Using the Number Needed to Treat, the NNT for using a statin in this example would be 38. i.e., you’d have to treat 38 men in similar circumstances for one to obtain a benefit.

You can use the empowering on-line tools I’ve described above to offer yourself a second opinion.

Everyone’s different, and sometimes the potential advantages of taking a statin are greater, sometimes less, depending on a person’s individual circumstances. But mostly, I find they’re overstated, and patients are often intimidated into accepting a prescription.
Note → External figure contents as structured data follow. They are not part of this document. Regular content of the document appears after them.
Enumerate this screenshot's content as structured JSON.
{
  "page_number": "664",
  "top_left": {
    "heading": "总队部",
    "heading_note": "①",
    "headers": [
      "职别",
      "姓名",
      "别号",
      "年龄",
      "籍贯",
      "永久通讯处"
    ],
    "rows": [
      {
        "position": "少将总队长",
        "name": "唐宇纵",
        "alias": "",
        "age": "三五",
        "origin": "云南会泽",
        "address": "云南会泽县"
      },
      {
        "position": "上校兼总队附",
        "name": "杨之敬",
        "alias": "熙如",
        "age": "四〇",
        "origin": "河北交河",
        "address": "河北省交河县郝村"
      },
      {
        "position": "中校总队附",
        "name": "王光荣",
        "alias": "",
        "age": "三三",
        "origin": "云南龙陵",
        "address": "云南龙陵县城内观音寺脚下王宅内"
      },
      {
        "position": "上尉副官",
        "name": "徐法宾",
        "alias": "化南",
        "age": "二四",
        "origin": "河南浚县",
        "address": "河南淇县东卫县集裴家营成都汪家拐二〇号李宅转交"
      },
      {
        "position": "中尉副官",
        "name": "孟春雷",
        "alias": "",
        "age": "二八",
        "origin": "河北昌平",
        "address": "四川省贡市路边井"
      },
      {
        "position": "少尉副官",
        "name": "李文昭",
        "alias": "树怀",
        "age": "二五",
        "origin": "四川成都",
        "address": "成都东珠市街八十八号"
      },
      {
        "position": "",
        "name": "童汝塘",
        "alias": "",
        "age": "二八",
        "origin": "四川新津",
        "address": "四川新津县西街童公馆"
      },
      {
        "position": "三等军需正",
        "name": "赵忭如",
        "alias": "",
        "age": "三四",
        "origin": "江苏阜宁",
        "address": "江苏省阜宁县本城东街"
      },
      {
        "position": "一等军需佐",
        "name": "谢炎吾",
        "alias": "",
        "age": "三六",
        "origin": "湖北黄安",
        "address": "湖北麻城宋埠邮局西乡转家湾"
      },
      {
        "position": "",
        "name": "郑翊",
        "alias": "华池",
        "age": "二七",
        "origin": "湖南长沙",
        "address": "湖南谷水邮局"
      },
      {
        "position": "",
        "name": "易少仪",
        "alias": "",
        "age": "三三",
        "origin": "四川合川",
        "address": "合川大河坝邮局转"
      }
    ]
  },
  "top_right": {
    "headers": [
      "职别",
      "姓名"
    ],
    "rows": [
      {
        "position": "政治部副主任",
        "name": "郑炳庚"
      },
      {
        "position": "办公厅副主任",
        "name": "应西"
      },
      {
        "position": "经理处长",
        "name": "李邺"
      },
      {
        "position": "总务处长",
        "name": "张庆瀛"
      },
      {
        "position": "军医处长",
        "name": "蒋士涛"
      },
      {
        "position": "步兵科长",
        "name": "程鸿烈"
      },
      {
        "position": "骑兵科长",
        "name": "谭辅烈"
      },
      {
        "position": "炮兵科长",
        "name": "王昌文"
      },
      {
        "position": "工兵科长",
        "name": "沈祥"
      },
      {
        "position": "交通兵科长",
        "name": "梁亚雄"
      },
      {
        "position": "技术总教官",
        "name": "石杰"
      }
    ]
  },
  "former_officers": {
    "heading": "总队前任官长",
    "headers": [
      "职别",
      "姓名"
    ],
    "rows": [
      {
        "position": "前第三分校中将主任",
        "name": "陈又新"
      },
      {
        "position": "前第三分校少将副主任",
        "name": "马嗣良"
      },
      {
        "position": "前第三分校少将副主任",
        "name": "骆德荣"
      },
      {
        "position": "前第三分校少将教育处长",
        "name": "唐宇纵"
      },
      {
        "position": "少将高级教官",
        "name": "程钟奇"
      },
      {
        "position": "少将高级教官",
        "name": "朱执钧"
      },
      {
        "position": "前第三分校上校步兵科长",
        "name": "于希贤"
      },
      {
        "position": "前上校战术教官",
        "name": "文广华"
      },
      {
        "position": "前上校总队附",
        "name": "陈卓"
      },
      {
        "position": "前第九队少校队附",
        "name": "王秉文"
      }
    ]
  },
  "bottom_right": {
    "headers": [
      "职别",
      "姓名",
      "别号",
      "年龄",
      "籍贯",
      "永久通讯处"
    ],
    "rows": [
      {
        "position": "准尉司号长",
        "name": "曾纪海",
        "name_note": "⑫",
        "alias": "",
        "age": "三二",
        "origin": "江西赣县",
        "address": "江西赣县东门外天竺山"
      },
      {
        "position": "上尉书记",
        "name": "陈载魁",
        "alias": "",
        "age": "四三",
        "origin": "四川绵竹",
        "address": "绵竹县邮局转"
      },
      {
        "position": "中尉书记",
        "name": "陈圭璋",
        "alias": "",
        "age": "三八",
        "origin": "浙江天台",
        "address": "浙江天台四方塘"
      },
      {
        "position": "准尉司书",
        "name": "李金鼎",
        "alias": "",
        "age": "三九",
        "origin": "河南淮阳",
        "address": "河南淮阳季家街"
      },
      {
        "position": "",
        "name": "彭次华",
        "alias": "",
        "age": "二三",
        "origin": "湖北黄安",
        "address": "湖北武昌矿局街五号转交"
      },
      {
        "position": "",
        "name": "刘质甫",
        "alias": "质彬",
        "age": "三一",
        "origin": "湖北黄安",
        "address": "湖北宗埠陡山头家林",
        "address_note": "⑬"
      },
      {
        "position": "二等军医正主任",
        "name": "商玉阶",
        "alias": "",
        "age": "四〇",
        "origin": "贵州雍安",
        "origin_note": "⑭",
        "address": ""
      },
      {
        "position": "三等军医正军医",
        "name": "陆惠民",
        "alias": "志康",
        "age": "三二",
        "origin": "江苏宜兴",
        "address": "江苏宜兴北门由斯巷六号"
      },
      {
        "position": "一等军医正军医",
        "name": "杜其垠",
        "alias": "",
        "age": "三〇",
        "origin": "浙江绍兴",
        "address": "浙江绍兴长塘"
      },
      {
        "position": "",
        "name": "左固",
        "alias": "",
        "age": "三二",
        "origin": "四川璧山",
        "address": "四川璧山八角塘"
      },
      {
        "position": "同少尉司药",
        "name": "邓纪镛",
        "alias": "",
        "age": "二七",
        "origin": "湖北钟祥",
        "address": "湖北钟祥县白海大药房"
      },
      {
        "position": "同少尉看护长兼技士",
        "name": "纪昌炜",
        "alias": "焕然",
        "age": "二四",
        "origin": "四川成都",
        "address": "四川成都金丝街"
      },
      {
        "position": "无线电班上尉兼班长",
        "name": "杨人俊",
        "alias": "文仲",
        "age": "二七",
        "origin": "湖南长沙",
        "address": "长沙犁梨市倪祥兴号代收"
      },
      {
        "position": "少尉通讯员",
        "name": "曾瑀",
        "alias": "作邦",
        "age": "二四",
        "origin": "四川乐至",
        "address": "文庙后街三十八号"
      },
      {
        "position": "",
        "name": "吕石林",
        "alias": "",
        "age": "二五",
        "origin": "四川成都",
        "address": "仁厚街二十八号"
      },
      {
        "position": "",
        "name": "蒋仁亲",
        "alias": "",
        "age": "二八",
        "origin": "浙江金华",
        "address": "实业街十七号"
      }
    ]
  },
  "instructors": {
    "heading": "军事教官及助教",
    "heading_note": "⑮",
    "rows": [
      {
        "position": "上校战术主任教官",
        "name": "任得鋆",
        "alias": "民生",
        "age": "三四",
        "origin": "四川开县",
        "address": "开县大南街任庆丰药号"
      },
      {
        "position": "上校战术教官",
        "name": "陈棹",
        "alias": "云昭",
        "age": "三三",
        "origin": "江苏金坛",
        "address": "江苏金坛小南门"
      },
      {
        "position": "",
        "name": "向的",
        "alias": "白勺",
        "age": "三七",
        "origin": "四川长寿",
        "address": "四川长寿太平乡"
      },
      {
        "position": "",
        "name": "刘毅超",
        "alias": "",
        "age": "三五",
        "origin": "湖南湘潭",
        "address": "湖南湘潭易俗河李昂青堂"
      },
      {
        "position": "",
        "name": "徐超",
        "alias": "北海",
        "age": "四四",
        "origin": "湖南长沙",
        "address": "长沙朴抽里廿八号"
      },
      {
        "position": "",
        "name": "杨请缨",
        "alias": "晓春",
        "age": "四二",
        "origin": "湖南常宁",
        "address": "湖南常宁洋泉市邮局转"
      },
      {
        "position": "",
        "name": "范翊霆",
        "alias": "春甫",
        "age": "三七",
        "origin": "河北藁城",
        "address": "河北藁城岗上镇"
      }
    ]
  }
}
And side effects like diabetes, muscle pain, liver damage, decreased endurance, and cognitive problems are not negligible. 

Worse yet, statins offer patients a false assurance that their poor diets and lack of exercise are not impacting their hearts—they can pursue unhealthy lifestyles with impunity, with a magic pill to shield them from their indiscretions. 

My motto: When it comes to cholesterol, it’s not how low you go—it’s how you get there! Natural ways always outperform drugs. 

More doctors need to take the time to carefully explain these choices to patients.